The governor proposed and the House of Delegates has passed a bill representing average 5% pay raises for educators. A fiscal note estimates that’s a $77.5 million outlay. The House Finance Committee last week advanced a $150 million supplemental appropriation for School Building Authority projects all around the state.

Senate Finance Chairman Eric Tarr, R-Putnam, expressed skepticism about whether the state can afford the ongoing cost of the pay raises.
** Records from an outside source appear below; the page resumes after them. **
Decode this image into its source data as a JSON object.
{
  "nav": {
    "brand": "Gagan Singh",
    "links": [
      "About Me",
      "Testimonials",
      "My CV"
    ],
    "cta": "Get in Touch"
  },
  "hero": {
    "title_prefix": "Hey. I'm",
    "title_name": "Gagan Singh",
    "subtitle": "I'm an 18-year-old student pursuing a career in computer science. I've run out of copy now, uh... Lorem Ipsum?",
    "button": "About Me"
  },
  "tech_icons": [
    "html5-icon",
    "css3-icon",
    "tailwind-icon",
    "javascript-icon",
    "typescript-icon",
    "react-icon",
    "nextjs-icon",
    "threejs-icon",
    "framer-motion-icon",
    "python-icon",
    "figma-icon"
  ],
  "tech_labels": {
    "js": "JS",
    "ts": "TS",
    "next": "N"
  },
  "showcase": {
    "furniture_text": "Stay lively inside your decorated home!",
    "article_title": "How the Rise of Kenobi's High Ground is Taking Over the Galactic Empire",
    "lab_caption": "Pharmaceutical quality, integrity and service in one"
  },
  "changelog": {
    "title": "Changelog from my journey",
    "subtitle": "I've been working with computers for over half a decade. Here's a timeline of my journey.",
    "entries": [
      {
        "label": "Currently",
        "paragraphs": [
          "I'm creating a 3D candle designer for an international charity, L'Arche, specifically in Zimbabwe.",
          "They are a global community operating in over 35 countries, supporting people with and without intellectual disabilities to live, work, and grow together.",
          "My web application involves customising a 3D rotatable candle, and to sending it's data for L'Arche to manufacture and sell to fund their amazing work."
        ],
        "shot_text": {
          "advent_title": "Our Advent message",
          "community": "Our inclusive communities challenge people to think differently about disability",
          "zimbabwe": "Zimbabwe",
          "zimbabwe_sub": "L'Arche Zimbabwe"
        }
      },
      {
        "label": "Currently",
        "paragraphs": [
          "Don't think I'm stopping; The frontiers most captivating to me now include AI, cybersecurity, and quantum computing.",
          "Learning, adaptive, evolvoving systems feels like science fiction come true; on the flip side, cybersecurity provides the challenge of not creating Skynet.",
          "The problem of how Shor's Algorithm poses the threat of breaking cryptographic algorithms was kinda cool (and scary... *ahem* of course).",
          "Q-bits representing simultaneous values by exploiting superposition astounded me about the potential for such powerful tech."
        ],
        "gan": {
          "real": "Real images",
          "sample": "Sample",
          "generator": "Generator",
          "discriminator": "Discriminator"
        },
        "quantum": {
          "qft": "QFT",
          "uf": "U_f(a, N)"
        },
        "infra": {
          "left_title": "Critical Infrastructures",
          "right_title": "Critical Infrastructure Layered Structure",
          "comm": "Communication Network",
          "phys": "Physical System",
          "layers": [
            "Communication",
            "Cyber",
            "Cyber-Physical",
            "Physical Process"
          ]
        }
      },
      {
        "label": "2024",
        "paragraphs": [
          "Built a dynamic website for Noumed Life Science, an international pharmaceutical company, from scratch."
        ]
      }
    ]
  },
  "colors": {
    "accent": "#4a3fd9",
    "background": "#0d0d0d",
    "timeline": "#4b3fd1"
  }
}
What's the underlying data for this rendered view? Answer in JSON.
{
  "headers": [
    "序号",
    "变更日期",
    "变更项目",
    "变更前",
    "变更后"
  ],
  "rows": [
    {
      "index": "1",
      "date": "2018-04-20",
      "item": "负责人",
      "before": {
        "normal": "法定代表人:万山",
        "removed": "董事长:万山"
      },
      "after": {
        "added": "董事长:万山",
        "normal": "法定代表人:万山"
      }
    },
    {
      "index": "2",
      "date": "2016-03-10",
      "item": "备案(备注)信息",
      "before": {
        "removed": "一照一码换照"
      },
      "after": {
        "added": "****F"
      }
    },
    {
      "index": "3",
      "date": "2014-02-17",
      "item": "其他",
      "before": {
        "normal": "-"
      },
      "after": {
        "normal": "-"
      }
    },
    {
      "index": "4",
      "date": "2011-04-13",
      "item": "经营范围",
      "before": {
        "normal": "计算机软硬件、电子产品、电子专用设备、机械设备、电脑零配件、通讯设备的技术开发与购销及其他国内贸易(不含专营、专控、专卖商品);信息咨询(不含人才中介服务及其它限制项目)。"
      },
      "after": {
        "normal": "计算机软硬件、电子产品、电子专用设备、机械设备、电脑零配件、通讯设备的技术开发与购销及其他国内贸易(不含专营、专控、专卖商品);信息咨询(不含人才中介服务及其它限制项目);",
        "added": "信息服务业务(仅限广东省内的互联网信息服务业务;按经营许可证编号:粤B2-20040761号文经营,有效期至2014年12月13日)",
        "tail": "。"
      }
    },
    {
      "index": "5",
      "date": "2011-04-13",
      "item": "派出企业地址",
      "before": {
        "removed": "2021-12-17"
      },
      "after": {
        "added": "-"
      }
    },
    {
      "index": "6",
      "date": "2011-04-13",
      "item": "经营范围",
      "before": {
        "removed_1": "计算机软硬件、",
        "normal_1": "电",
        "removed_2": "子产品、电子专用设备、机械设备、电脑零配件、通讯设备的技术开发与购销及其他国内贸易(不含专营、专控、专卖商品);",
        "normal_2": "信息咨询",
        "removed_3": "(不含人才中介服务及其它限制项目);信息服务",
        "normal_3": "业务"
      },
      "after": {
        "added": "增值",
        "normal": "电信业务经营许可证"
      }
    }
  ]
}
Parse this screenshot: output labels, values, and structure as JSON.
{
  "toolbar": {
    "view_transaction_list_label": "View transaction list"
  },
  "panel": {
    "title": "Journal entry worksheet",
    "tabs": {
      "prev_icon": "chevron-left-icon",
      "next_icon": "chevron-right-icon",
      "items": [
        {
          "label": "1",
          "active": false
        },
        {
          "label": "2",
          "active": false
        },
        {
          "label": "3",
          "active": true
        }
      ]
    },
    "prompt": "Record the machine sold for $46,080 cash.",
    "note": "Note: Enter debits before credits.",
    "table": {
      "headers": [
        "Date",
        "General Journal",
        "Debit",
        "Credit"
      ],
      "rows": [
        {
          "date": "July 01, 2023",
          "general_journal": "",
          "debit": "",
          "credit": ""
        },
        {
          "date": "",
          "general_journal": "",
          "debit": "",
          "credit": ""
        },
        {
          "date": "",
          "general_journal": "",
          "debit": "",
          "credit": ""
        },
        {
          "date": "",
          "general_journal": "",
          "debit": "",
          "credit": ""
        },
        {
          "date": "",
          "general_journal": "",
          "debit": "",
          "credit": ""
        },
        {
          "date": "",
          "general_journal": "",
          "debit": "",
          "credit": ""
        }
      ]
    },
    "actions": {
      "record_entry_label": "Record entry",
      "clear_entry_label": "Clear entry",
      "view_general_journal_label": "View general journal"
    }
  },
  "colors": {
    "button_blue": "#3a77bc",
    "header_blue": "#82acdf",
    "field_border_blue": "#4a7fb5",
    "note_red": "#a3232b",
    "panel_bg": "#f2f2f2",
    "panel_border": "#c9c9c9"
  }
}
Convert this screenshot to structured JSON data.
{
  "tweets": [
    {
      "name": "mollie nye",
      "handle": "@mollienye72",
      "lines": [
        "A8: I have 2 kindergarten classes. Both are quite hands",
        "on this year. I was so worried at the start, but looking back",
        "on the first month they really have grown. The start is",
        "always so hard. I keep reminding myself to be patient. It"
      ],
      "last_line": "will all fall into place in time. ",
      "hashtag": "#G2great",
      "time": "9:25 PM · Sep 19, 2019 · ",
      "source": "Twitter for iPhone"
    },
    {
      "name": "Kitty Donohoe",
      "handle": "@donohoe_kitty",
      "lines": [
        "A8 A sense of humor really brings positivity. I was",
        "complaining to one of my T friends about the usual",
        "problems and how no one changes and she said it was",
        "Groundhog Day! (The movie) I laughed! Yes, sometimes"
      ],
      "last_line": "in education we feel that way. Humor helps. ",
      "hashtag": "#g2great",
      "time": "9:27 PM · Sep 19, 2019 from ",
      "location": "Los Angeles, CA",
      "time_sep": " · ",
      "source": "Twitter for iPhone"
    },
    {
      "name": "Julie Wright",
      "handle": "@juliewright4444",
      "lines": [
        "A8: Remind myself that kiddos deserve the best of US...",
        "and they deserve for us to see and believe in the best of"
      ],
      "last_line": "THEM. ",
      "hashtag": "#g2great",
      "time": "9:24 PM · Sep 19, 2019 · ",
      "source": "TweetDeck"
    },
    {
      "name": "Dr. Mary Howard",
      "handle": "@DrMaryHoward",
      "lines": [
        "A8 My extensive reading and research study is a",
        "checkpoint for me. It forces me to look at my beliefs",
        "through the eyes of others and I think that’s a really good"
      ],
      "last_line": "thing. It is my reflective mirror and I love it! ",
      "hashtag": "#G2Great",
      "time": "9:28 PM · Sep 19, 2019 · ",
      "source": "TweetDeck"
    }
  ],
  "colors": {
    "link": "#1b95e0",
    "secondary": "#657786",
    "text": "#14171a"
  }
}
The Senate’s budget, passed last week, does not include the raises.
“It gives me heartburn to go into a perpetual spend in that base, not knowing exactly where we stand with fiscal impact,” Tarr said last week on “Talkline.”

The progressive-leaning West Virginia Center on Budget & Policy had this advice: “To comply with the feds, West Virginia must pass a strong budget.”

“Rather than facing clawbacks to federal money, the legislature should pass a budget that increases funding for and adequately supports our public education and health care systems — not only to be in compliance with federal requirements but also because it’s the right thing to do for our people and our economy,” wrote Kelly Allen, executive director of the center.

Joshua Weishart, a West Virginia lawyer with expertise in education rights, said the real misstep by the state has been to not maintain appropriate investment in the education system overall.

“The story here is that the state flagrantly and unconstitutionally disinvested in public education even when it had an excess in federal funding to make those investments,’ Weishart said.

“The state chose instead to be excused from federal law because of declining enrollment, deliberately oblivious to the reality that, though perhaps fewer in number, our students have greater, unprecedented educational needs, which the unprecedented cash from the feds was supposed to meet.”